Vin leans back slightly, arms folded. “Their operation has effectively stalled. Alton and his son were the decision-makers, and now that they’ve disappeared, so too has business. Everything else was held together by personal relationships, not systems like we have in place.”
Wells nods. “Their Baton Rouge contracts are already destabilizing. Vendors are calling around, trying to figure out who still has the authority to sign off.”
“Any continuity?” I ask.
“Not really,” Wells says. “They were small with no redundancy or any real compliance structure. Once leadership disappeared, the rest unraveled fast.”
Vin taps the table once with a measured movement. “That gives us a choice. We can make ourselves available, or we can let the uncertainty run its course.”
“And the risk?” I ask.
“High, if we move too fast,” Vin says. “Anything tied to them is starting to draw attention. Regulators, insurers, port authorities—everyone’s asking questions.”
Wells nods. “There’s reputational risk by proximity. Their channels were sloppy. Even the legitimate contracts are tangled up with things we don’t want anywhere near our books.”
I lean back, thinking it through.
“So we watch,” I say finally. “We don’t touch anything that isn’t clean. If something shakes loose, whether it be equipment, a lease, or a contract that passes inspection, we only evaluate it and make a call on a case-by-case scenario. Otherwise, we let the situation resolve itself.”

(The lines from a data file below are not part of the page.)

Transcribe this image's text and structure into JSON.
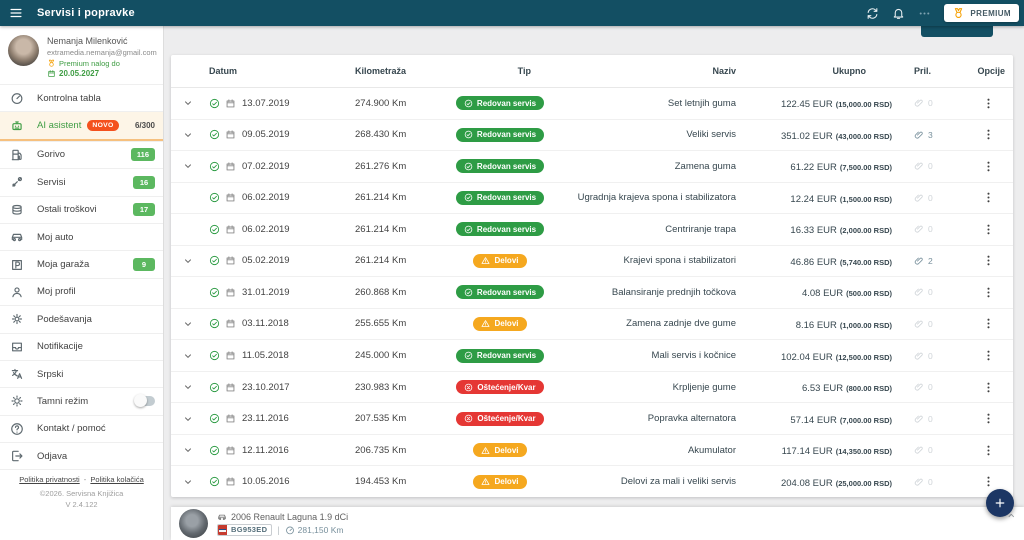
{
  "app_bar": {
    "title": "Servisi i popravke",
    "premium_label": "PREMIUM"
  },
  "profile": {
    "name": "Nemanja Milenković",
    "email": "extramedia.nemanja@gmail.com",
    "premium_text": "Premium nalog do",
    "premium_until": "20.05.2027"
  },
  "sidebar": {
    "items": [
      {
        "id": "kontrolna-tabla",
        "icon": "dashboard",
        "label": "Kontrolna tabla"
      },
      {
        "id": "ai-asistent",
        "icon": "robot",
        "label": "AI asistent",
        "tag": "NOVO",
        "right_text": "6/300",
        "highlight": true
      },
      {
        "id": "gorivo",
        "icon": "fuel",
        "label": "Gorivo",
        "badge": "116"
      },
      {
        "id": "servisi",
        "icon": "tools",
        "label": "Servisi",
        "badge": "16"
      },
      {
        "id": "ostali-troskovi",
        "icon": "coins",
        "label": "Ostali troškovi",
        "badge": "17"
      },
      {
        "id": "moj-auto",
        "icon": "car",
        "label": "Moj auto"
      },
      {
        "id": "moja-garaza",
        "icon": "parking",
        "label": "Moja garaža",
        "badge": "9"
      },
      {
        "id": "moj-profil",
        "icon": "person",
        "label": "Moj profil"
      },
      {
        "id": "podesavanja",
        "icon": "gear",
        "label": "Podešavanja"
      },
      {
        "id": "notifikacije",
        "icon": "inbox",
        "label": "Notifikacije"
      },
      {
        "id": "srpski",
        "icon": "translate",
        "label": "Srpski"
      },
      {
        "id": "tamni-rezim",
        "icon": "sun",
        "label": "Tamni režim",
        "toggle": "off"
      },
      {
        "id": "kontakt-pomoc",
        "icon": "help",
        "label": "Kontakt / pomoć"
      },
      {
        "id": "odjava",
        "icon": "logout",
        "label": "Odjava"
      }
    ],
    "footer_links": [
      "Politika privatnosti",
      "Politika kolačića"
    ],
    "footer_separator": "-",
    "copyright": "©2026. Servisna Knjižica",
    "version": "V 2.4.122"
  },
  "table": {
    "headers": [
      "Datum",
      "Kilometraža",
      "Tip",
      "Naziv",
      "Ukupno",
      "Pril.",
      "Opcije"
    ],
    "badge_types": {
      "redovan": {
        "label": "Redovan servis",
        "color": "#2e9c45",
        "icon": "checkCircle"
      },
      "delovi": {
        "label": "Delovi",
        "color": "#f5a81f",
        "icon": "warning"
      },
      "kvar": {
        "label": "Oštećenje/Kvar",
        "color": "#e53734",
        "icon": "crossCircle"
      }
    },
    "rows": [
      {
        "expand": true,
        "date": "13.07.2019",
        "km": "274.900 Km",
        "type": "redovan",
        "naziv": "Set letnjih guma",
        "eur_text": "122.45 EUR",
        "rsd_text": "(15,000.00 RSD)",
        "attachments": 0
      },
      {
        "expand": true,
        "date": "09.05.2019",
        "km": "268.430 Km",
        "type": "redovan",
        "naziv": "Veliki servis",
        "eur_text": "351.02 EUR",
        "rsd_text": "(43,000.00 RSD)",
        "attachments": 3
      },
      {
        "expand": true,
        "date": "07.02.2019",
        "km": "261.276 Km",
        "type": "redovan",
        "naziv": "Zamena guma",
        "eur_text": "61.22 EUR",
        "rsd_text": "(7,500.00 RSD)",
        "attachments": 0
      },
      {
        "expand": false,
        "date": "06.02.2019",
        "km": "261.214 Km",
        "type": "redovan",
        "naziv": "Ugradnja krajeva spona i stabilizatora",
        "eur_text": "12.24 EUR",
        "rsd_text": "(1,500.00 RSD)",
        "attachments": 0
      },
      {
        "expand": false,
        "date": "06.02.2019",
        "km": "261.214 Km",
        "type": "redovan",
        "naziv": "Centriranje trapa",
        "eur_text": "16.33 EUR",
        "rsd_text": "(2,000.00 RSD)",
        "attachments": 0
      },
      {
        "expand": true,
        "date": "05.02.2019",
        "km": "261.214 Km",
        "type": "delovi",
        "naziv": "Krajevi spona i stabilizatori",
        "eur_text": "46.86 EUR",
        "rsd_text": "(5,740.00 RSD)",
        "attachments": 2
      },
      {
        "expand": false,
        "date": "31.01.2019",
        "km": "260.868 Km",
        "type": "redovan",
        "naziv": "Balansiranje prednjih točkova",
        "eur_text": "4.08 EUR",
        "rsd_text": "(500.00 RSD)",
        "attachments": 0
      },
      {
        "expand": true,
        "date": "03.11.2018",
        "km": "255.655 Km",
        "type": "delovi",
        "naziv": "Zamena zadnje dve gume",
        "eur_text": "8.16 EUR",
        "rsd_text": "(1,000.00 RSD)",
        "attachments": 0
      },
      {
        "expand": true,
        "date": "11.05.2018",
        "km": "245.000 Km",
        "type": "redovan",
        "naziv": "Mali servis i kočnice",
        "eur_text": "102.04 EUR",
        "rsd_text": "(12,500.00 RSD)",
        "attachments": 0
      },
      {
        "expand": true,
        "date": "23.10.2017",
        "km": "230.983 Km",
        "type": "kvar",
        "naziv": "Krpljenje gume",
        "eur_text": "6.53 EUR",
        "rsd_text": "(800.00 RSD)",
        "attachments": 0
      },
      {
        "expand": true,
        "date": "23.11.2016",
        "km": "207.535 Km",
        "type": "kvar",
        "naziv": "Popravka alternatora",
        "eur_text": "57.14 EUR",
        "rsd_text": "(7,000.00 RSD)",
        "attachments": 0
      },
      {
        "expand": true,
        "date": "12.11.2016",
        "km": "206.735 Km",
        "type": "delovi",
        "naziv": "Akumulator",
        "eur_text": "117.14 EUR",
        "rsd_text": "(14,350.00 RSD)",
        "attachments": 0
      },
      {
        "expand": true,
        "date": "10.05.2016",
        "km": "194.453 Km",
        "type": "delovi",
        "naziv": "Delovi za mali i veliki servis",
        "eur_text": "204.08 EUR",
        "rsd_text": "(25,000.00 RSD)",
        "attachments": 0
      }
    ]
  },
  "bottom_bar": {
    "car_title": "2006 Renault Laguna 1.9 dCi",
    "plate": "BG953ED",
    "odometer": "281,150 Km"
  },
  "colors": {
    "appbar": "#134f63",
    "green": "#2e9c45",
    "sidebar_badge": "#5cb860",
    "novo": "#f4511e",
    "delovi": "#f5a81f",
    "kvar": "#e53734",
    "fab": "#1c3664",
    "medal": "#f59f00"
  }
}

“That’s the smart play,” Wells says, already typing notes. “Time and distance do the work for us.”
Vin gives a small nod. “And in the meantime, anyone trying to fill that vacuum will expose themselves.”
“Exactly,” I say. “We stay where we are. Stable. Predictable. Let everyone else panic.”
The decision settles into the room, quiet but firm.
“Now,” I say, shifting gears, “let’s talk about Tripp.”
Vin leans back, arms folding across his chest. Wells stills beside him, his attention sharpening.
“There’s been a development,” Vin says.
I hold his gaze. “Go on.”
“He’s dead.”
The words land. I don’t react. I lean back instead, fingers steepled beneath my chin.
“How?”
“I went to see him,” Vin says calmly. “He’d been isolated pending review. Restricted access, no phone, no systems. He was spiraling.”
That tracks.
“He was agitated,” Vin continues. “Said he didn’t want to be caught between us and the Duvalls. He kept pushing for assurances I couldn’t give him.”
“And?”
“I told him he was being removed permanently from operations until we verified scope. That there was no timeline. No return to rotation.”
Wells shifts slightly.
Vin doesn’t look at him. “That’s when he broke. Tried to bolt. Grabbed for me when I blocked him.”
I let the silence stretch.
“You’re telling me a man under monitoring decided to make a run for it?”